Préparer son départ plusieurs semaines à l’avance
Deux à quatre semaines avant l’état des lieux de sortie, il est conseillé de faire le tour du logement en pleine lumière. Les petites imperfections sont plus faciles et moins coûteuses à corriger avant le déménagement : reboucher les trous, retoucher les éclats, nettoyer les plinthes, enlever les traces d’adhésif et laver les murs lessivables. Une retouche doit être discrète ; si la couleur d’origine a fortement pâli, repeindre tout le pan de mur donne souvent un résultat plus homogène.
Si le logement a été personnalisé avec des couleurs intenses, le locataire peut décider de les conserver si elles sont propres et correctement appliquées, surtout si le bailleur a donné son accord. En cas d’incertitude, proposer une visite préalable à l’agence ou au propriétaire peut éviter une mauvaise surprise. Cette démarche permet de discuter calmement d’une éventuelle remise en couleur avant la remise officielle des clés.
Conclusion : une décoration possible, à condition d’être méthodique
Peindre en location est donc possible dans la majorité des situations. Le locataire peut améliorer son cadre de vie et personnaliser ses pièces dès lors qu’il respecte le logement, n’engage pas de transformation sans autorisation et réalise un travail propre. Le bon réflexe consiste à distinguer un simple choix décoratif d’une intervention durable sur un support particulier. Plus le chantier est sensible, plus l’accord écrit du bailleur est indispensable.
Pour éviter les litiges, il faut aussi conserver des preuves : état des lieux, photos avant et après, e-mails, factures et références de peinture.

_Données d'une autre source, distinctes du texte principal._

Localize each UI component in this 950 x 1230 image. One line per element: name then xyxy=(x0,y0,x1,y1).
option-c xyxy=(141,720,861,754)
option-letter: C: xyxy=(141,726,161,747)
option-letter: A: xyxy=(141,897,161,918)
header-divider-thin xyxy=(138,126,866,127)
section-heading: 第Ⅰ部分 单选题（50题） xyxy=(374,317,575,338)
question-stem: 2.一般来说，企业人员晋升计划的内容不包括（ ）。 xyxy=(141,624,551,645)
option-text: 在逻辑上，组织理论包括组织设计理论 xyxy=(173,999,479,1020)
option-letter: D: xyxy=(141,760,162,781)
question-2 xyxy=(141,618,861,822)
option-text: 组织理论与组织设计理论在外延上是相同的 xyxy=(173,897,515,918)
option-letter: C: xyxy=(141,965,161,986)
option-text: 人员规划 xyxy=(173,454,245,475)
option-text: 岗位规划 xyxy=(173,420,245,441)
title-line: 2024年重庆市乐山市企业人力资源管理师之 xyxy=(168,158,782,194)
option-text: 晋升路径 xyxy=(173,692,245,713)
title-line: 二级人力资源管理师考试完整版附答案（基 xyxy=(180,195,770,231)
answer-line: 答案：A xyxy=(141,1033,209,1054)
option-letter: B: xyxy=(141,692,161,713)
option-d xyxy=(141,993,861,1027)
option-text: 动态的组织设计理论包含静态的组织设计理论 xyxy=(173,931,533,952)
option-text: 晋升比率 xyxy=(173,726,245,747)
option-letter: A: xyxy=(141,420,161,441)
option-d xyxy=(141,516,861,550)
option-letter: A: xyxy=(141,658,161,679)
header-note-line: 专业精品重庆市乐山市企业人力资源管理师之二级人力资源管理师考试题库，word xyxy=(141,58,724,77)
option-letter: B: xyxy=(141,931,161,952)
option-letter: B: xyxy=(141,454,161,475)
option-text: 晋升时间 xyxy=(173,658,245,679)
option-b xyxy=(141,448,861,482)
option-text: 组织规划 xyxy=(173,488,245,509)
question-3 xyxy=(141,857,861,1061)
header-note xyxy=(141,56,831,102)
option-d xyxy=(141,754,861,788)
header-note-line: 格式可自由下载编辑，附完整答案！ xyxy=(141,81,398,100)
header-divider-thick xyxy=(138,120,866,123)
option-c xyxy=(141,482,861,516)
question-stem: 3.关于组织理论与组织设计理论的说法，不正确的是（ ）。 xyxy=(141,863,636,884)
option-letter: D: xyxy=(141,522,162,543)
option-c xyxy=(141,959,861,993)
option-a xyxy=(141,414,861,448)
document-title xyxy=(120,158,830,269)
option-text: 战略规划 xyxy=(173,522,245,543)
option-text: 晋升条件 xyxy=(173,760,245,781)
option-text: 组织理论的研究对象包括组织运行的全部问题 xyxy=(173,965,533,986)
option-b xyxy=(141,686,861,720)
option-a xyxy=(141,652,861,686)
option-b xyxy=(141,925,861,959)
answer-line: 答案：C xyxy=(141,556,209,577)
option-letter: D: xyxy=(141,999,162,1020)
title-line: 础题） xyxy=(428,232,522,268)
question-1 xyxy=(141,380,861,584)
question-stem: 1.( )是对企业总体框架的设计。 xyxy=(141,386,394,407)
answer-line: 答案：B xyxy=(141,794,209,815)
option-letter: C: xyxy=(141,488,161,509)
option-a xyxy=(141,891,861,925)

Une couleur choisie avec mesure, un support préparé correctement et une finition soignée protègent à la fois le confort quotidien du locataire et la valeur du bien du propriétaire. En anticipant l’état des lieux de sortie, il devient possible de profiter d’un intérieur à son image sans mettre en danger le dépôt de garantie.
- Repeindre des murs relève généralement de l’aménagement décoratif autorisé, tandis que la transformation d’un support ou d’un équipement exige l’accord écrit du bailleur.
- Le propriétaire ne peut pas facturer la vétusté normale de la peinture, mais il peut demander réparation en cas de dégradation, de finition défectueuse ou de remise en état réellement nécessaire.
- Photos, état des lieux détaillé, autorisations écrites et références de peinture sont les meilleures protections du locataire avant, pendant et après les travaux.